It’s the first time the veteran news anchor has been publicly accused of sexual misconduct.

Tom Brokaw is being accused of groping and twice trying to forcibly kiss a younger NBC News colleague in the 1990s.

Variety and the Washington Post on Thursday published the account of Linda Vester, who alleges Brokaw repeatedly harassed and humiliated her when she was a young journalist trying to rise through the ranks of the network.

Friends who Vester told at the time corroborated her story to Variety and the Post, which also reviewed her diary entries that recorded the alleged interactions.

Brokaw was a marquee anchor for NBC, where he has hosted Today, NBC Nightly News, and at one point Meet the Press. He now serves as a special correspondent and works on documentaries.

Tom Brokaw pauses during a taping of Meet the Press in 2008.

Alex Wong / Getty Images

Tom Brokaw pauses during a taping of Meet the Press in 2008.

NBC did not immediately return BuzzFeed News’ request for comment, but in a statement to Variety issued through a spokesperson for the network, Brokaw, 78, disputed Vester’s allegations as an inaccurate version of events.

“I met with Linda Vester on two occasions, both at her request, 23 years ago because she wanted advice with respect to her career at NBC,” he said. “The meetings were brief, cordial and appropriate, and despite Linda’s allegations, I made no romantic overtures towards her at that time or any other.”

In an email obtained by The Hollywood Reporter that Brokaw sent to select NBC News colleagues Friday morning, the veteran journalist expands on the statement he released through NBC News. “I am angry, hurt and unmoored from what I thought would be the final passage of my life and career, a mix of written and broadcast journalism, philanthropy and participation in environmental and social causes that have always given extra meaning to my life. Instead I am facing a long list of grievances from a former colleague who left NBC News angry that she had failed in her pursuit of stardom.”

For her part, Vester said she’s coming forward now to shed light on a culture of misconduct and lack of action at NBC, which recently fired one of its biggest news stars, Today cohost Matt Lauer, over similar allegations of sexual misconduct.

“I am speaking out now because NBC has failed to hire outside counsel to investigate a genuine, long-standing problem of sexual misconduct in the news division,” Vester, 52, told the Post.

Another woman, who spoke on the condition of anonymity, told the Post that Brokaw acted inappropriately toward her in the ’90s when she was a production assistant at the network, which Brokaw also denied.

Vester alleges the misconduct started in 1994, when she missed a shuttle from New York City back to Washington, DC, where she lived. That night, Vester said Brokaw showed up at her hotel room under the pretense of having been in the neighborhood.

After trying to get out of a conversation he insisted they have on her couch, Vester said in interviews with the Post and Variety that Brokaw “grabbed me behind my neck and tried to force me to kiss him.”

“I was shocked to feel the amount of force and his full strength on me,” Vester said.

But she said she was able to break away, stand up, and tell him, “Tom, I do not want to do this with you,” adding that she had just been promoted as foreign correspondent in London and “didn’t want to go down that road.”

According to Vester, Brokaw responded, “I guess I should go,” got up, and tried to kiss her again on the way out. She also alleges Brokaw grabbed her from behind in a conference room and tickled her waist in front of colleagues, humiliating her.

In the Friday morning email to colleagues, Brokaw shared his version of his interactions with Vester. He describes her as an eager beginners prone to setting up informal meetings with him. While he regrets accepting meeting in hotel room and corroborates that she mentioned she was Catholic in their first meeting. Brokaw adds that in the second meeting she describes, Brokaw says he may have tried to give a goodbye kiss on the cheek, but it was by the door to the room, and he did not clench her neck.

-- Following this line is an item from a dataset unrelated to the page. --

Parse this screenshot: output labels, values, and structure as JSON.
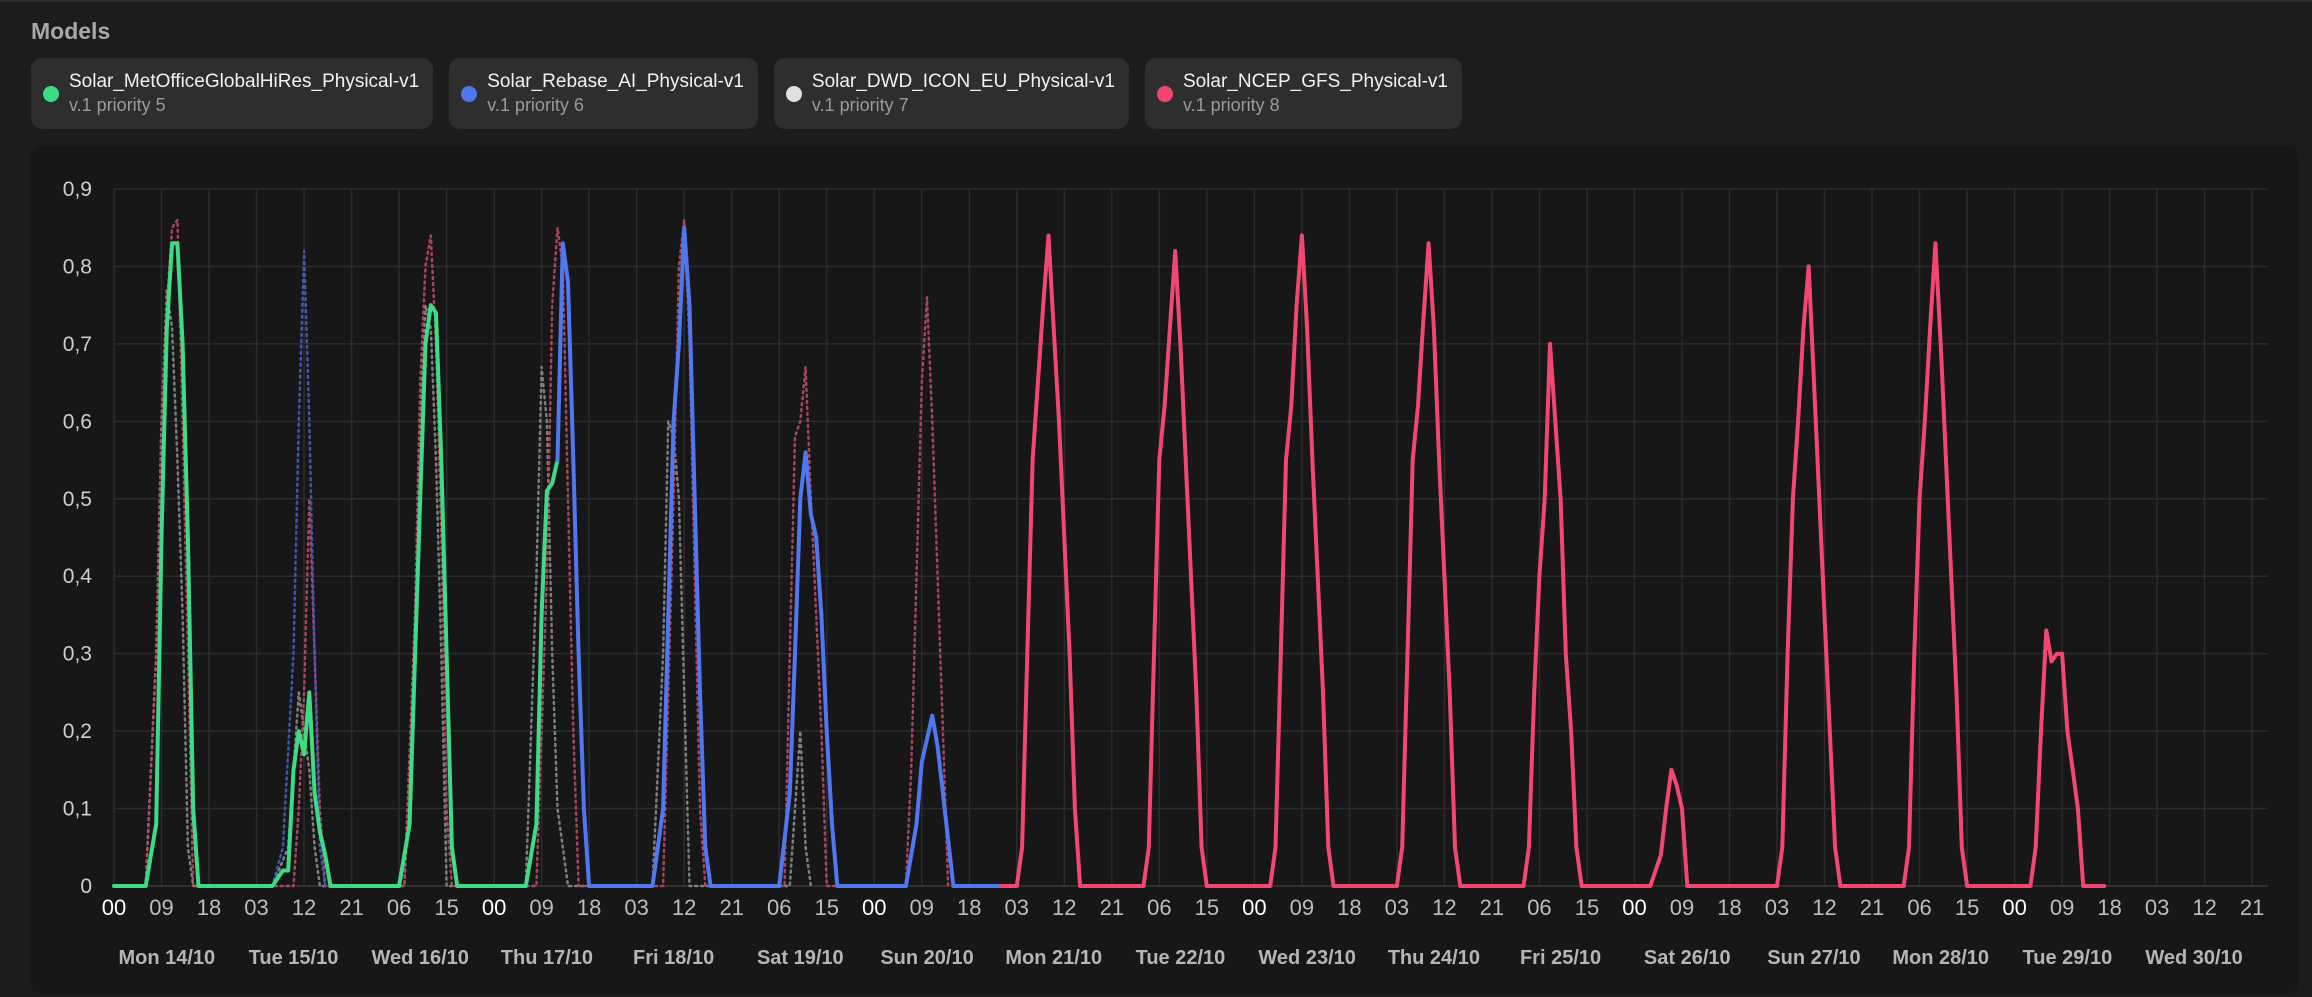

Finally, Brokaw concluded his account in the email with a story of how he called Roger Ailes to get Vester her job at FOX. “I was aware that she became a big fan of Ailes, often praising his considerable broadcasting instincts in public,” wrote the newcaster. “But when he got in trouble on sexual matters, not a peep from this woman who now describes her self as the keeper of the flame for Me:Too.”

Brokaw did not address the anonymous woman’s accusation in his email, nor mention Vester’s diary entries.

Vester, who reportedly does not intend to file a legal claim against Brokaw or NBC, said over and over again she told only friends and colleagues but made no official report out of fear that it would derail her career.

Vester’s attorney, Ari Wilkenfeld, said in a statement to BuzzFeed News that her client has watched “as a number of brave women have come forward to report extreme forms of sexual harassment at NBC.”

“She has also observed that the company’s response does not appear to be aimed at producing a safer and more equitable workplace for women,” Wilkenfeld said. “She felt it her duty to add her own story, not only to lend support to the other women who have already complained, but to demonstrate that this problem is not a new one, and that NBC needs to prioritize actually listening to and protecting their employees who have been victimized.”